Reputation: 355
I have a scheduling database, and I would like to find a way to select all future appointments that are similar because we have a lot of clients who double book themselves. I have been looking but I cant find a way to do quite what I want.
For example if I have the following rows I would like to be able to select those with the same language, a time within 15 minutes of each other, and with names that share > 70% of the same characters.
|Rec_id|Date_time |Language|App_name |
|1 |2014-03-15 12:40|Spanish |Ricardo |
|2 |2014-03-15 12:45|Spanish |Ricerdu |
|3 |2014-03-16 12:45|Tongan |Tuaffu |
|4 |2014-03-17 12:45|Korean |Kim |
|5 |2014-03-18 12:45|German |Biternof |
|6 |2014-03-18 12:32|German |Biterknof|
From the above data the records I would need are 1,2,5, and 6.
Upvotes: 1
Views: 300
Reputation: 901
That's a nice question.. Kept me awake for a long time at Night.. :D :D First of all, you don't need any triggers and/or extra rows for solving this.
This is what I have attempted so far.
SELECT
t3.*
FROM
Table1 t1
INNER JOIN
Table1 t2
ON
(
t2.Rec_id > t1.Rec_id
AND t2.Language = t1.Language
AND ABS( TIMESTAMPDIFF(MINUTE, t1.Date_time, t2.Date_time)) <= 15
#AND (
# SOUNDEX( t1.App_name ) LIKE CONCAT(TRIM(TRAILING '0' FROM SOUNDEX( t2.App_name )), '%')
# OR
# SOUNDEX( t2.App_name ) LIKE CONCAT(TRIM(TRAILING '0' FROM SOUNDEX( t1.App_name )), '%')
#)
)
INNER JOIN
Table1 t3
ON( t1.Rec_id = t3.Rec_id OR t2.Rec_id = t3.Rec_id )
GROUP BY t3.Rec_id
I have commented out the SOUNDEX
part.. 70% match is something fuzzy, isn't it..
Try uncommenting the SOUNDEX
part of the query to check if it solves the larger problem.
Upvotes: 0
Reputation: 733
First thing I thought of was Levenshtein but since MySQL has no native support for it - things get little more complex.

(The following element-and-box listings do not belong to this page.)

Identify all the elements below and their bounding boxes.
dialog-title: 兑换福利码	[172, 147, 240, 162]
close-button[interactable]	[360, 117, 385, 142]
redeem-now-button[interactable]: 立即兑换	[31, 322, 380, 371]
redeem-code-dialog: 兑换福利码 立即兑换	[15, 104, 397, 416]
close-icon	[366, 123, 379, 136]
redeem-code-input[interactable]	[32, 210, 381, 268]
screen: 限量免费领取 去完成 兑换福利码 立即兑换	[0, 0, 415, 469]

This solution isn't optimized or the best solution at all, but I should do the work.
Trigger + query itself:
DELIMITER //
CREATE TRIGGER `booking_before_insert` BEFORE INSERT ON `booking` FOR EACH ROW BEGIN
DECLARE existingId INT(10) DEFAULT NULL;
SELECT
MAX(id)
INTO
existingId
FROM
booking
WHERE
booking.dirty_id IS NULL AND
booking.lang = NEW.lang AND
booking.created >= DATE_SUB(NOW(), INTERVAL 15 MINUTE) AND
(LEVENSHTEIN(booking.name, NEW.name) / LENGTH(booking.name)) < 0.3;
SET NEW.dirty_id = existingId;
END//
DELIMITER ;
You can read more about Levenshtein from:
Now you can detect the duplicates with Duplicate_for.
Upvotes: 1